Ausência Presente
A cena de tão silenciosa chamou minha atenção, o adulto de olhar distante, reflexivo, mudava de posição apenas para confirmar os minutos que passavam, cheguei a contar num espaço de três minutos, repetiu aquele gesto por oito vezes, não entendia se era alguém atrasado para um compromisso, um relógio com problemas, ou sei lá o que...
Na mesma mesa uma criança, um menino de mais ou menos nove anos, enfrentando uma batalha feroz diante de meio litro de refrigerante, batata frita e um sanduiche, que de longe temia presenciar o deslocamento do maxilar a cada tentativa de abocanhar o que lhe parecia o manjar dos deuses...
Começo a buscar semelhança entre os dois seres que ocupam a mesma mesa e se quer trocam palavras ou olhares; percebo que deveria sim existir alguma ligação, muito embora, entretidos em seus pequenos ou grandes universos paralelos, talvez nem se dessem conta...

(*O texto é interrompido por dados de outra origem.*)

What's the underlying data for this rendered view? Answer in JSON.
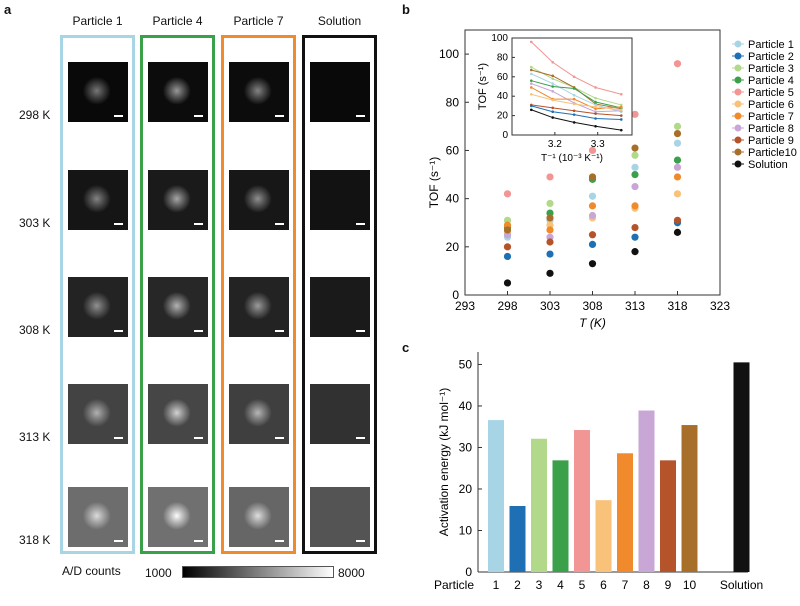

Algo naquele adulto era perceptível na face do menino, aquele olhar distante, além de um sinal, um pontinho escuro que podia ser notado pouco acima do olho esquerdo, sim, aquele era o sinal...
Realmente existia uma ligação entre ambos, tentava desviar minha atenção daquela mesa, mas o diálogo silencioso que ali era travado ainda precisava dizer-me algumas coisas, e disse...
Aquela compulsão por saber a hora certa é quebrada, o adulto olha para o relógio pela última vez e de repente sorri, vira-se para o garoto e informa que o tempo deles acabou, já estava na hora de devolve-lo a mãe, lembrando que o juiz pediu que obedecesse o acordo, portanto precisava deixá-lo em casa naquele momento, e certamemte no próximo final de semana poderiam se encontrar novamente...
Levantou apressado, pegou o menino pelo braço, que ainda tentava vencer a porção de batatas e saiu em meio a praça de alimentação do shopping, olhei ao redor e tive a triste constatação, existiam muitos outros pais e mães de fim de semana ocupando silenciosamente outras tantas mesas, aguardando a hora combinada.